Rice already has a need-blind admissions policy for domestic students, pledging to admit applicants regardless of their ability to pay with the promise that it will meet 100% of their demonstrated need through grants, loans, and campus jobs. Nevertheless, two years ago it attracted scrutiny from federal lawmakers when it announced a tuition hike of $1,600. Rice has an unusually large endowment, worth $5.5 billion, and Leebron said in the announcement that strong investment returns helped make the new plan possible.
The Rice tuition cut comes at a time when many colleges are slashing their sticker prices in response to enrollment declines and the widespread sense that the cost of higher education has risen too quickly. In the ten years ending in 2016, the full price American colleges charge for tuition and fees rose 63%, according to the U.S. Bureau of Labor Statistics. At the same time, according to the National Student Clearinghouse, which tracks college attendance, since enrollment peaked in 2011, 2.9 million fewer people are going to college.
At Purdue, Indiana’s flagship public university, Mitch Daniels has frozen tuition at 2012 levels since he took the president’s job in 2013. (Read more about Purdue here.)
Among other institutions that have announced tuition cuts: Mills College, a women’s school with 1,300 undergraduates in Oakland, California, which dropped its tuition from $45,000 to $29,000, effective this fall.
In August, The Hechinger Report ran a story about colleges that have recently announced tuition cuts.

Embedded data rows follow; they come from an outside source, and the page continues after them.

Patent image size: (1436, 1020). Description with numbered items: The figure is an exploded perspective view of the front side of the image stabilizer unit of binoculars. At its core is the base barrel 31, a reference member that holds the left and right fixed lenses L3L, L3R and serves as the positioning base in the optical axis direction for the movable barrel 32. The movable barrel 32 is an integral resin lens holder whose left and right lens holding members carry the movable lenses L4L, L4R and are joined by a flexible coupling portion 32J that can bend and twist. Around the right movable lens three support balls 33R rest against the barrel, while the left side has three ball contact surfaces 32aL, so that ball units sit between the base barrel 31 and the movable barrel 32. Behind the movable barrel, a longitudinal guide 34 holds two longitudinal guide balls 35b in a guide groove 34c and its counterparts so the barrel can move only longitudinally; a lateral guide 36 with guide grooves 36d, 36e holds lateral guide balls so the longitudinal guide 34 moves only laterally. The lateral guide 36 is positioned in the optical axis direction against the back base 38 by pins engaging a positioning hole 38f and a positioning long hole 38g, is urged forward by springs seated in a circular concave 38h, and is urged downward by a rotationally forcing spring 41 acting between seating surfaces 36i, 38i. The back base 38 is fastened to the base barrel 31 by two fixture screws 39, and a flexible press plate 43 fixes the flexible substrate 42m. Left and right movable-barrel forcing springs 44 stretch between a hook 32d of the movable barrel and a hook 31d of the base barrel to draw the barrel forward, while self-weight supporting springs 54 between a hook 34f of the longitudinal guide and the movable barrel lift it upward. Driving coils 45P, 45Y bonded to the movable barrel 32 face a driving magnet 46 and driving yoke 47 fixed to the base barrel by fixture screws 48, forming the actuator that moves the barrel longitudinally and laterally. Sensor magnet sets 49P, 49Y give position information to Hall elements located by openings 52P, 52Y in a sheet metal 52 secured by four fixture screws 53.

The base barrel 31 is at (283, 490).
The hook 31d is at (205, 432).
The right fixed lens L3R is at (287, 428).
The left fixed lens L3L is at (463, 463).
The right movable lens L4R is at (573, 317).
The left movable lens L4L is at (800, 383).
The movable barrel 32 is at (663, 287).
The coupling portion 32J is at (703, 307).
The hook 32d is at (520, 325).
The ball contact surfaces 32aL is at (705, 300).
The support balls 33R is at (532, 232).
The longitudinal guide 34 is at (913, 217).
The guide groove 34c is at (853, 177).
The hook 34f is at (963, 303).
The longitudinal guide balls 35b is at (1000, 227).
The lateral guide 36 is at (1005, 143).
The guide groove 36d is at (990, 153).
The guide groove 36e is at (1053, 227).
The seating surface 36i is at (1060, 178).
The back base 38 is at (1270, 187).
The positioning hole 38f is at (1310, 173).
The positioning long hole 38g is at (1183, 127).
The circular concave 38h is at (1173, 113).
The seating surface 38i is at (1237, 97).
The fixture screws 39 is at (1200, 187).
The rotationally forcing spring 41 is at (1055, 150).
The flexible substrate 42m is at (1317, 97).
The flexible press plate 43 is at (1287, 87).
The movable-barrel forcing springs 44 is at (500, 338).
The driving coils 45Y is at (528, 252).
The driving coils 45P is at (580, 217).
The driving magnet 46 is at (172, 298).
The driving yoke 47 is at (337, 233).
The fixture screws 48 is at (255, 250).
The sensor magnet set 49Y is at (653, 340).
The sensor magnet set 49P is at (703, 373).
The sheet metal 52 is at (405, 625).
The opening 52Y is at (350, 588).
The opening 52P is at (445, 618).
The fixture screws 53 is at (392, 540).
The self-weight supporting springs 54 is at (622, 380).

They include Drew University, Sweet Briar College, Birmingham-Southern College, Benedict College and the University of Sioux Falls. Some schools have announced they are reducing costs for specific groups of students. For example, Old Dominion University, a public school with 20,000 undergraduates in Norfolk, Virginia, is cutting its tuition price by 28% for active-duty members of the military.
Earlier this month, Capital University, a Lutheran liberal arts school in Columbus, Ohio, announced it would offer half-price tuition to undergraduates whose families work for nonprofits or in other public service fields.
College price drops can have an element of deception. Most students get some form of discount or financial aid, and even many affluent families can receive thousands of dollars in merit aid from schools that want to boost the enrollment of students with strong academic records. A helpful tool is the National Center for Education Statistics’ College Navigator site. A search for Rice shows an average net price in 2016-2017 of $24,000, which means the new cost cuts will make a real difference for many families.